Cela montre que le dialogue social n’exempt pas de toute contestation, même si les plans sociaux ayant fait l’objet d’une négociation collective sont quand même moins sujets aux recours.
Entre 2013 et 2022, il y a eu 427 recours devant les tribunaux administratifs, 239 requêtes en appel, et 132 pourvois en cassation devant le Conseil d’État.
Le taux de recours et d’annulation a diminué au fil des années.
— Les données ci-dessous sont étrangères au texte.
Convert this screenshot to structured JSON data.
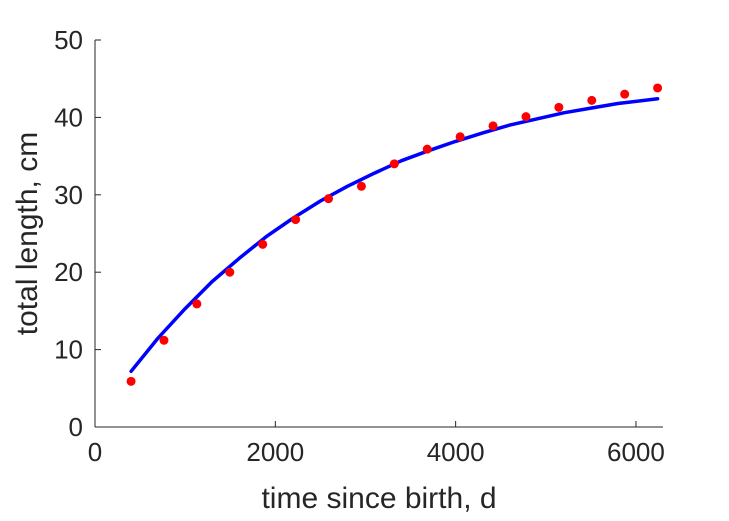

C’est en 2022 qu’ont été enregistrés les taux de recours et d’annulation les plus bas (4 %).
A la date du rapport, seules 19,49 % des décisions de justice conduisent à une annulation de la décision administrative.
Les motifs de contentieux sont principalement :
- L’irrégularité de la procédure d’information-consultation du CSE
- Le caractère suffisant du PSE au regard des moyens du groupe
- Le respect par l’employeur de son obligation de prévention des risques en matière de santé et sécurité au travail devient un moyen de plus en plus fréquemment soulevé
- Le respect des critères d’ordre et des catégories professionnelles.
* Tableau issu du document « 10 ans après la loi de sécurisation de l’emploi : Quel bilan pour les plans de sauvegarde de l’emploi », DGEFP, juin 2023.
* Tableau issu du document « 10 ans après la loi de sécurisation de l’emploi : Quel bilan pour les plans de sauvegarde de l’emploi », DGEFP, juin 2023.
En conclusion, bien que le nombre de plans sociaux ait diminué, les négociations prennent de plus en plus d’importance. Les recours en justice contre les décisions administratives sont rares, et les taux d'annulation ont significativement baissé.